Amelia Friedman and Param Jaggi were in a bind. They had already launched their company Hatch Technologies, a fully automated drag-and-drop app builder, when they started running out of cash. The problem was that they were not far enough along in development to take it to investors. “We needed to figure out some way, any way, to create a little more runway for ourselves,” Friedman explains. It was an election year, so they decided to create a political card game called The Election Game. Sales were slow at first, but then a video about it went viral on Facebook. Enough money came rolling in to keep their lights on.
The entrepreneurs come from wildly different backgrounds: 24-year-old Friedman had been with a company that taught languages like Swahili, Bengali, and Vietnamese, while 22-year-old Jaggi is a two-time Forbes 30 Under 30 honoree who has invented a device to convert a car’s exhaust fumes into oxygen. But they make a good team. Friedman says they knew they were on the right track when, this past November, a client needed a mobile app within a week.

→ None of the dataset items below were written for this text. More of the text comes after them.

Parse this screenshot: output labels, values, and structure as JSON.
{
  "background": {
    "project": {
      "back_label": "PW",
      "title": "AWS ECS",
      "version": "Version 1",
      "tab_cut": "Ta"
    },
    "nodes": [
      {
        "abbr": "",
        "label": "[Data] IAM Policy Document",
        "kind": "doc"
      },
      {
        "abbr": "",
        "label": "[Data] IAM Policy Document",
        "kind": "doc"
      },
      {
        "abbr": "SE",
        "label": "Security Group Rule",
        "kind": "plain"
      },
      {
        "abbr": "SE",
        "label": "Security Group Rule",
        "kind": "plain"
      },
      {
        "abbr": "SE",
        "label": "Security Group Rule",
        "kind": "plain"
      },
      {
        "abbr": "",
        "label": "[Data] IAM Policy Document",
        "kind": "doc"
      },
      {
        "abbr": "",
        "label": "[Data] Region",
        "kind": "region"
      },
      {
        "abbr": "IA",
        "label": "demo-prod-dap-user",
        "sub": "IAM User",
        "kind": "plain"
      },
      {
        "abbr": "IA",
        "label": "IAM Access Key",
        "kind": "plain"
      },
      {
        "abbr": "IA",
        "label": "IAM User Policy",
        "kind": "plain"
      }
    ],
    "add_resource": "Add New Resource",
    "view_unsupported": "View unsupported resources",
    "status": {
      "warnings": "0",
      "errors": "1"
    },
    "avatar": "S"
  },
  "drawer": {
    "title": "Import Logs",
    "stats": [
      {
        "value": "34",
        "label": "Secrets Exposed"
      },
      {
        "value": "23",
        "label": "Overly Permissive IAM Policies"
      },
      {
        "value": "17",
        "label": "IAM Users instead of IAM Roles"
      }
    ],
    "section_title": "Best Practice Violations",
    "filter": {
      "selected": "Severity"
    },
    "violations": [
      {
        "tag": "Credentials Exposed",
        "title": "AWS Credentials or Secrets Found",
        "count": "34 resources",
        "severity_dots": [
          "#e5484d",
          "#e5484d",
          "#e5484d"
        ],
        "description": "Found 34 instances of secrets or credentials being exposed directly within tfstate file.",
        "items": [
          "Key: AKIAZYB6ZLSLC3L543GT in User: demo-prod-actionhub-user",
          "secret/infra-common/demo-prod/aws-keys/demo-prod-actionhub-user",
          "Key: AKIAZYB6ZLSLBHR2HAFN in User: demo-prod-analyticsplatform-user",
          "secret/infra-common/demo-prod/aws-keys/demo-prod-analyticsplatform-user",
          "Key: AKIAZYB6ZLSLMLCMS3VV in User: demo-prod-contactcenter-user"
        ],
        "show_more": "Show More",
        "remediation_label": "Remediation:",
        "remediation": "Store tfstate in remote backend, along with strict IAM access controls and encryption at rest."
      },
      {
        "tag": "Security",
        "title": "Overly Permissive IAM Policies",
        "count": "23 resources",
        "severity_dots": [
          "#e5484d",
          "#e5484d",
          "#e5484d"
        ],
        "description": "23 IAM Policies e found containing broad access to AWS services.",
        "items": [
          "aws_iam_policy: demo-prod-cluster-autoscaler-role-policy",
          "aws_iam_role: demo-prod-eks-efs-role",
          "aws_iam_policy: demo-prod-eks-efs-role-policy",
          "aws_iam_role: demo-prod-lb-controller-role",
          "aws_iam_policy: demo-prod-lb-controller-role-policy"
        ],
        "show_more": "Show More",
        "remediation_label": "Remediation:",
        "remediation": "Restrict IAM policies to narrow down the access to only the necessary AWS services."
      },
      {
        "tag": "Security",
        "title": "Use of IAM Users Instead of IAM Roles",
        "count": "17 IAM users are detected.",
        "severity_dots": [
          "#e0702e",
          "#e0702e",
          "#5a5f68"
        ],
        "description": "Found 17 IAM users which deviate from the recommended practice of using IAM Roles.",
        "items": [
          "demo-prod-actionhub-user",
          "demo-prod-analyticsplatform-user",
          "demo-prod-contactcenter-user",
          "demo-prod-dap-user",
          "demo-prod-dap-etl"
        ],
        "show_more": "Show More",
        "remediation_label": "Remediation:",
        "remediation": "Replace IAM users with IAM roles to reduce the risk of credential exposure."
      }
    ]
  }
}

It sounded crazy, but the team used the technology they had built to finish it in a couple of days. “I remember thinking, ‘How did we do that so fast?’” Friedman says. “We realized that we had built out this really powerful tool for building mobile apps really quickly.”
Now things are moving at a breathless pace. They hired their first staffers, who are working out of their office at D.C.’s WeWork K Street. And they are looking forward to releasing their technology, which they describe as a “Squarespace for apps,” within a year.